There is a specific physical sensation when you plug in a new unit. It’s a vibration that goes through the floorboards. I have 9 units running now, and the sound is a constant, low-frequency roar that masks the silence of my workplace. Sometimes I wonder if the residents here mind the noise. Probably not. They understand the value of staying busy.

The Encroaching Ivy

I find myself wondering about the guy from the hardware store again. I saw him , and he looked thinner, his eyes brighter. He told me he’d moved his entire operation over to ALEO. He said the privacy-centric nature of the chain was the only thing that made sense in a world where everyone is being watched. I haven’t googled him since. I realized that his past as a poker player didn’t matter as much as his ability to read the table today.

Mining is a game of diminishing returns and increasing costs. It’s a race against the inevitable decay of hardware, much like the way I fight the encroachment of ivy on the north wall. You can’t stop the ivy; you can only manage its progress. My old Bitcoin rigs are essentially heaters now. They still work, but they don’t produce anything of value. They are like the headstones from the era-they tell a story of what used to be, but they no longer serve their primary purpose.

Network Lifecycle Opportunity

Alpha

Maturity

Utility

Heritage

From unpronounceable alpha to institutional heritage.

The transition to new chains requires a certain level of technical humility. You have to admit that the “king” might not be the best place for your capital anymore. It’s hard to tell people you’re betting on something called Alephium. It sounds like something you’d find at the bottom of a box of cereal.
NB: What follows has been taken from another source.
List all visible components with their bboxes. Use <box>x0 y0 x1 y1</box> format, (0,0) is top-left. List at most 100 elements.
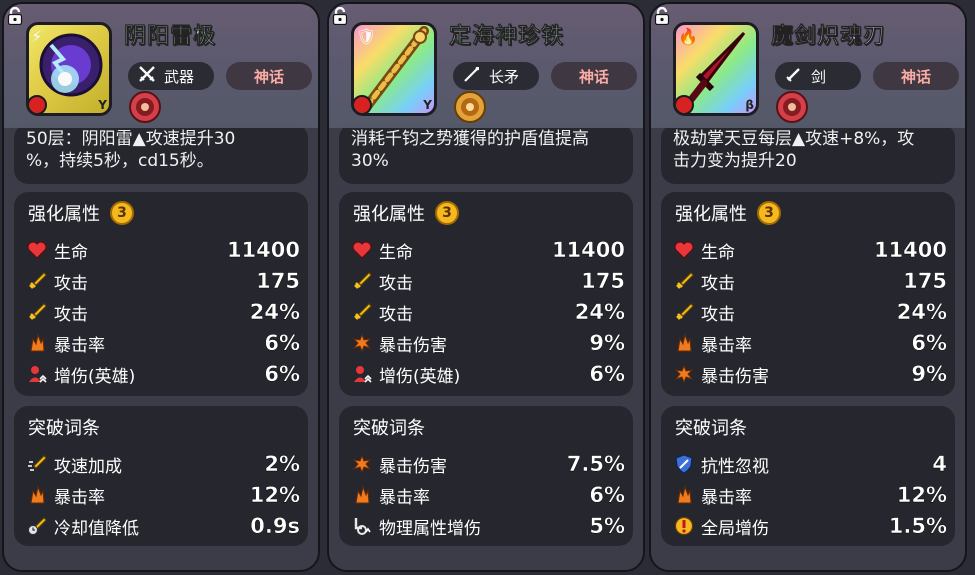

But when I look at the network growth, the way the miners are migrating, I see a pattern that I’ve seen 19 times before in different contexts. Capital flows toward the path of least resistance and highest potential energy. Right now, that energy is in the weird, the new, and the unpronounceable.

I think we’ve forgotten that scarcity is a promise, not a setting. Bitcoin’s scarcity is legendary, but the scarcity of opportunity within the Bitcoin ecosystem is also increasing. It’s becoming a closed loop for the wealthy. To participate in the security of a network, you shouldn’t need a contract with a local utility provider.

Yesterday, I spent trying to explain the concept of a blockDAG to a woman who was looking for her great-grandfather’s plot. She didn’t care about orphans or GHOSTDAG protocols. She just wanted to find where the old man was buried. I realized then that my obsession with these digital ledgers is just another way of trying to find something that lasts.

We want our work to be recorded. We want our proof of existence to be etched into something more durable than marble. Whether it’s a block of stone or a block on a chain, we are all just trying to make sure the record reflects that we were here, that we dug our holes, and that we kept the machines running.

I’ll keep tending the graves. I’ll keep the grass at exactly 3.9 inches. And I’ll keep adding to my stack of coins that my accountant can’t spell. Because in the end, the only thing that matters is whether the work was real. The machines don’t lie. The heat they produce is real. The noise they make is real. And the profit they generate, however embarrassing the name might be at a dinner party, is the only proof I need.

“I like mining because it is the only thing that doesn’t require me to lie to people. You don’t have to sell anything… You just provide the computation, and the protocol pays you.”

– The man from the hardware store

It’s the purest form of commerce I’ve ever found. It’s cleaner than the dirt I move every day. It’s a digital grave that never needs weeding, a monument that builds itself one block at a time. I have , if I’m lucky, to watch this all play out.

By then, maybe Kaspa will be the granite, and my grandkids will be mining something even weirder, something that sounds like a sneeze or a forgotten color. And that’s okay. The work continues. It always does.